Evidence for the protective effects of curcumin against oxyhemoglobin-induced injury in rat cortical neurons.
Brain Res Bull. 2015 Nov 10 ;120:34-40. Epub 2015 Nov 10. PMID: 26551062
Curcumin (CCM) is a natural polyphenolic compound in Curcuma longa that has been reported to exhibit neuroprotective effects. Subarachnoid hemorrhage (SAH) is a severe neurological disorder with an unsatisfactory prognosis. Oxyhemoglobin (OxyHb) plays an important role in mediating the neurological deficits following SAH. The present study, therefore, aimed to investigate the effect of CCM on primary cortical neurons exposed to OxyHb neurotoxicity. Cortical neurons were exposed to OxyHb at a concentration of 10μM in the presence or absence of 5μM (low dose) or 10μM (high dose) CCM for 24h. Morphological changes in the neurons were observed. Cell viability and lactate dehydrogenase (LDH) release were assayed to determine the extent of cell injury. Additionally, levels of superoxide dismutase (SOD), malondialdehyde (MDA), glutathione peroxidase (GSH-Px), and reactive oxygen species (ROS) were measured. Neuronal apoptosis was assayed via TUNEL staining and protein levels of cleaved caspase-3, Bax, and Bcl-2 were measured by Western blot. Levels of tumor necrosis factor-α (TNF-α), interleukin-1β (IL-1β), and IL-6 were measured using ELISA kits.

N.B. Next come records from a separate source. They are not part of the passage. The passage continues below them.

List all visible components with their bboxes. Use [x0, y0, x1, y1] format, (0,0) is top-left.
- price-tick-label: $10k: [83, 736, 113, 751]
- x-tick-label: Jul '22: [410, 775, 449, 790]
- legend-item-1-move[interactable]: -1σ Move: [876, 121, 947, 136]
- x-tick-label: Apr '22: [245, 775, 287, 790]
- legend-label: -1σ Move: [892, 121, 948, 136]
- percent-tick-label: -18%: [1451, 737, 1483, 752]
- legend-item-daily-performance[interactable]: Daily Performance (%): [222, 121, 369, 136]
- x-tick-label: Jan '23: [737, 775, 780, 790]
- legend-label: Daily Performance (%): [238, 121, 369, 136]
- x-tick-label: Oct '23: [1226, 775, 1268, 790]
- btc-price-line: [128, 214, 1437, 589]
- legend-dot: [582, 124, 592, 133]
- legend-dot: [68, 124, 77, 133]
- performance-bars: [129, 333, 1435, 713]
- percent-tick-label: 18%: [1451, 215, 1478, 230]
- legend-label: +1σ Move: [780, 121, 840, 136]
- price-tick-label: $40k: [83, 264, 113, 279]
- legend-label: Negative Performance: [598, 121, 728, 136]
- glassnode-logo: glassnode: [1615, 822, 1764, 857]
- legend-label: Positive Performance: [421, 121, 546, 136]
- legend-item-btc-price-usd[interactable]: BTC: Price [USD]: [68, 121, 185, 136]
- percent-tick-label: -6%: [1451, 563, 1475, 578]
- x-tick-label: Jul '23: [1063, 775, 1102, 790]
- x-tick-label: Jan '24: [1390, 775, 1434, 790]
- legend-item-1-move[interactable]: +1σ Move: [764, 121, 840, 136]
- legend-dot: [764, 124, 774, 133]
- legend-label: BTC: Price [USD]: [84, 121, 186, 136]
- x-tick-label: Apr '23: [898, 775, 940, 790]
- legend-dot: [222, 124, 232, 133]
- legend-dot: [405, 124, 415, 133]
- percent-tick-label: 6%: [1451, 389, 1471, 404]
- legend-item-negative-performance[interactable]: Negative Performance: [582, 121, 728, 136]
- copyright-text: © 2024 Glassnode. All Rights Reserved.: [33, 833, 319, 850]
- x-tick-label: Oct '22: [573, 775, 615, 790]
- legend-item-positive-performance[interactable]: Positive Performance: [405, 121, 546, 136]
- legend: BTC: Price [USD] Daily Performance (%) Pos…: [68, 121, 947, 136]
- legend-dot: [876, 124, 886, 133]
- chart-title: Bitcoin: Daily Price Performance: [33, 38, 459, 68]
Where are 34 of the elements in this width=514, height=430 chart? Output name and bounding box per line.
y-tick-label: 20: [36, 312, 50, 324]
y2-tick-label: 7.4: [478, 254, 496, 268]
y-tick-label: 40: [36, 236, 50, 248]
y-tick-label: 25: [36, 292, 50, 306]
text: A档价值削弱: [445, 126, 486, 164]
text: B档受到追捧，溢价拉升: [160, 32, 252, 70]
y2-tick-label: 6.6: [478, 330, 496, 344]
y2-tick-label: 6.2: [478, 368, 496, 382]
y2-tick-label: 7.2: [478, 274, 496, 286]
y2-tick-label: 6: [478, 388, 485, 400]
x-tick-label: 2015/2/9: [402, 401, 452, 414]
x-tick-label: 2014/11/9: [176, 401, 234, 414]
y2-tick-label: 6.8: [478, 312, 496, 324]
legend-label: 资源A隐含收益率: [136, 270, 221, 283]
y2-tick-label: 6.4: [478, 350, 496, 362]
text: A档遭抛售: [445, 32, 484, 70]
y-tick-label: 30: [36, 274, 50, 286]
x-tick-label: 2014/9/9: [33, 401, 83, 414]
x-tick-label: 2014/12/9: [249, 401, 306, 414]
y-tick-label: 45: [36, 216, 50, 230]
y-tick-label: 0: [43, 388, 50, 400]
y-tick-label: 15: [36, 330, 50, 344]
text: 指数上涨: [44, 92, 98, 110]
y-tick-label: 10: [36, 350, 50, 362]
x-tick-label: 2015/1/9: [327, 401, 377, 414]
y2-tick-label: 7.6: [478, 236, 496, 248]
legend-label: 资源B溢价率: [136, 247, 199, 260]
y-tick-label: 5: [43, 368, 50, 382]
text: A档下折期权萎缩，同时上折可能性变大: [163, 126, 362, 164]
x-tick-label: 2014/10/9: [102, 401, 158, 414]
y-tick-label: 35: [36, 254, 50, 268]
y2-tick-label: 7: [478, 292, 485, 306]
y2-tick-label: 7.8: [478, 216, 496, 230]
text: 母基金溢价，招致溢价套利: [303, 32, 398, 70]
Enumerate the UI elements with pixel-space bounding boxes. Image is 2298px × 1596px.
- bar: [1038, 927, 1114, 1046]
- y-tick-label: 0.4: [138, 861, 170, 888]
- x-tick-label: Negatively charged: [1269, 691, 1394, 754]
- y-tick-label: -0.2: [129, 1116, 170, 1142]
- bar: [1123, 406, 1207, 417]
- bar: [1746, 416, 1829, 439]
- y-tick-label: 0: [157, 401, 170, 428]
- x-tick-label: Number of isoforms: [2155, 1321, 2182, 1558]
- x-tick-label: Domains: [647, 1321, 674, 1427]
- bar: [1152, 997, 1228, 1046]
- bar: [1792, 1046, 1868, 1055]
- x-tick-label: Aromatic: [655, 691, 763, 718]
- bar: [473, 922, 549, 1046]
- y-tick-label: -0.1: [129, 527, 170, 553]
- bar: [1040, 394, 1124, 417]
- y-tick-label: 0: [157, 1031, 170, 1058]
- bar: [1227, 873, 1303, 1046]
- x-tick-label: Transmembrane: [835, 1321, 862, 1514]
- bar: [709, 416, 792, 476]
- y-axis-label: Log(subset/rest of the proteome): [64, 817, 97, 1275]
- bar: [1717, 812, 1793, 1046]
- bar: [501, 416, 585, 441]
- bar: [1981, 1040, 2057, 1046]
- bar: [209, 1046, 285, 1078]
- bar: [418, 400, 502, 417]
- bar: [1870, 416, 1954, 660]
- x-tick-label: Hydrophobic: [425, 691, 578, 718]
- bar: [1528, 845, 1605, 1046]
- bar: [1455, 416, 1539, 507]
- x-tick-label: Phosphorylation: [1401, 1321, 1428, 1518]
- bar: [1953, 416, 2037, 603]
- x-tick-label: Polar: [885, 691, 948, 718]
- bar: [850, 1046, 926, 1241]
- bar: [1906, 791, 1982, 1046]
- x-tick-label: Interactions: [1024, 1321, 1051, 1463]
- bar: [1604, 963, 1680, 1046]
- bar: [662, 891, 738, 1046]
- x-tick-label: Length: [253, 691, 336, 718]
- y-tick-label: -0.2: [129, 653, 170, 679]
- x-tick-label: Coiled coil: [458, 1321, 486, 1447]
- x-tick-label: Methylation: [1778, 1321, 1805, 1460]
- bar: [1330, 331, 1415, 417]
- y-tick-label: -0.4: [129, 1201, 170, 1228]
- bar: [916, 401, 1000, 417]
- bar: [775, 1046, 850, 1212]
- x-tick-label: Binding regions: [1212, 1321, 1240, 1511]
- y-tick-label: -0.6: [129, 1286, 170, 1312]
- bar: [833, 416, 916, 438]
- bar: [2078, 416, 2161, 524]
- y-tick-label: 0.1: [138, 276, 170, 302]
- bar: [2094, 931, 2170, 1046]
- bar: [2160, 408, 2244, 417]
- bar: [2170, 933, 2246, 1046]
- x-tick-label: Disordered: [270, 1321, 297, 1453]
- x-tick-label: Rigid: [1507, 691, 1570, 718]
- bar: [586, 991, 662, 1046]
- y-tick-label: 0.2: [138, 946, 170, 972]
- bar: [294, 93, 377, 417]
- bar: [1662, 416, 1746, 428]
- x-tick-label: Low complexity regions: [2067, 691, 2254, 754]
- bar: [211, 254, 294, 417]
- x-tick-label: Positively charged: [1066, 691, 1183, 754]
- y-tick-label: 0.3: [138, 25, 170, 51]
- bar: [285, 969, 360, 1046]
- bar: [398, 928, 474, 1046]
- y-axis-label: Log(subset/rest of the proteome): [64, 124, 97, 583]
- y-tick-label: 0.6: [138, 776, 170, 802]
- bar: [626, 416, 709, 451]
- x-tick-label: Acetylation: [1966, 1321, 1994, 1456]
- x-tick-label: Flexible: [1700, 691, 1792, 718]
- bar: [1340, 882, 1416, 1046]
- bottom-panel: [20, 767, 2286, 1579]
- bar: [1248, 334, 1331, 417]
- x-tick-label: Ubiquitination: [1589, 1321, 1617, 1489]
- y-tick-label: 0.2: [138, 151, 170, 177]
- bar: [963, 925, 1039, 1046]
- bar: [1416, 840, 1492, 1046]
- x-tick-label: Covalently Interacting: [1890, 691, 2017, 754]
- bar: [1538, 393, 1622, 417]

Our results suggested that CCM at both low and high doses markedly improved cell viability and decreased LDH release. CCM treatment decreased neuronal apoptosis. Additionally, oxidative stress and inflammation induced by OxyHb were alleviated by CCMtreatment. In conclusion, CCM inhibits neuronal apoptosis, and alleviates oxidative stress and inflammation in neurons subjected to OxyHb, suggesting that it may be beneficial in the treatment of brain damage following SAH.